On Sat, 2021-10-23 at 16:05 -0700, Jeremy Allison wrote:
> On Sat, Oct 23, 2021 at 03:59:42AM -0400, Eric Levy via samba wrote:
> > The most basic mount to a file server is single user, represented
> > by
> > (1). I have come to understand, in part from a discussion in this
> > group, that a multiuser mount is not possible without the addition
> > of a
> > domain server, represented by class (2). As explained, a multiuser
> > mount is one for which various files are owned by different users
> > within the same mounted view, and the differences in ownership in
> > the
> > mounted view reflect the actual ownership of the server (though in
> > general a user mapping may be employed).
> 
> No, that's not true unless you are dealing with multiple servers
> and multiple clients. Even then, if all the clients had the same
> local users and all the servers had the same local users (i.e.
> user "Sam" on all clients maps to user "Sam" on all servers)
> then you don't need a domain setup.
> 
> You can see why this would quickly become unscalable though :-).
> 
> Any client with multiple local users can attempt to connect
> to a Samba server as different users, so long as the different
> users are logged in simultaneously and try and access the
> same mounted drive.
> 
> E.g.
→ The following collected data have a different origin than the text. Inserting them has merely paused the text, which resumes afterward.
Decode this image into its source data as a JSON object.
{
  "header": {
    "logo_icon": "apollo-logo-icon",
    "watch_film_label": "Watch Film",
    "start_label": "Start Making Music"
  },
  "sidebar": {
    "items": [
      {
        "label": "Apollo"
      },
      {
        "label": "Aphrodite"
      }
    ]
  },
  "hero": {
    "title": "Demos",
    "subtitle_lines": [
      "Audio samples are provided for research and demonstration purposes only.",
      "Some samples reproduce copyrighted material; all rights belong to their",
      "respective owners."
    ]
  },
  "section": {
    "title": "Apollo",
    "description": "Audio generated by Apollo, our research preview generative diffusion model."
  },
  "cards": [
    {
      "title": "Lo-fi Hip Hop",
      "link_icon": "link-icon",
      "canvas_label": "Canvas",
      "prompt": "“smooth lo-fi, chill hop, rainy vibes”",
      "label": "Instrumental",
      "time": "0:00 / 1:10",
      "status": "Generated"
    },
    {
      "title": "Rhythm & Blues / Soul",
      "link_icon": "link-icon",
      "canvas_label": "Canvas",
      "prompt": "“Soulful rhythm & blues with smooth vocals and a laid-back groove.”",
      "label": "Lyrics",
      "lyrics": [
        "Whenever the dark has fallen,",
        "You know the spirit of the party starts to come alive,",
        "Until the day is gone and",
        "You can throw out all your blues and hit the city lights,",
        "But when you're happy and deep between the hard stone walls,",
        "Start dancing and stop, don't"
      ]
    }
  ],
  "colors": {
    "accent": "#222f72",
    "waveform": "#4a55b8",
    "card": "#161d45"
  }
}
For Windows,if "user1" mounts drive Z:, and then "user2" tries
> to access Z: then the client will attempt a multiplexed
> SMB2_SESSIONSETUP + TREE_CONNECT to the server as "user2".
> 
> With no domain that means no kerberos so all logons will be
> done using NTLM, which isn't really what you want security-wise.
> 
> But if all clients have local users: user1, user2,..., userN
> and all servers have local users: user1, user2,..., userN
> and each user password is the same for that user across all
> clients and servers then each client can connect as multiple
> users, authenticating via NTLM and all will work.
> 
> You'd be nuts to try and do this for more than one or
> two users though, which is why NT Domains and AD Domains
> were invented.

It seems the first scenario you describe is simply several users each
creating their own single-user mount, that is, several simultaneous
uses in class (1). 

The second describes a Windows client, and it hasn't been explained
whether the same concept would transfer to a Linux client.

Can a Linux client mount (e.g. as root) a remote Samba share such that
files on the server owned by user1, user2, and so on, show
correspondingly on the client as owned by user1, user2, and so on?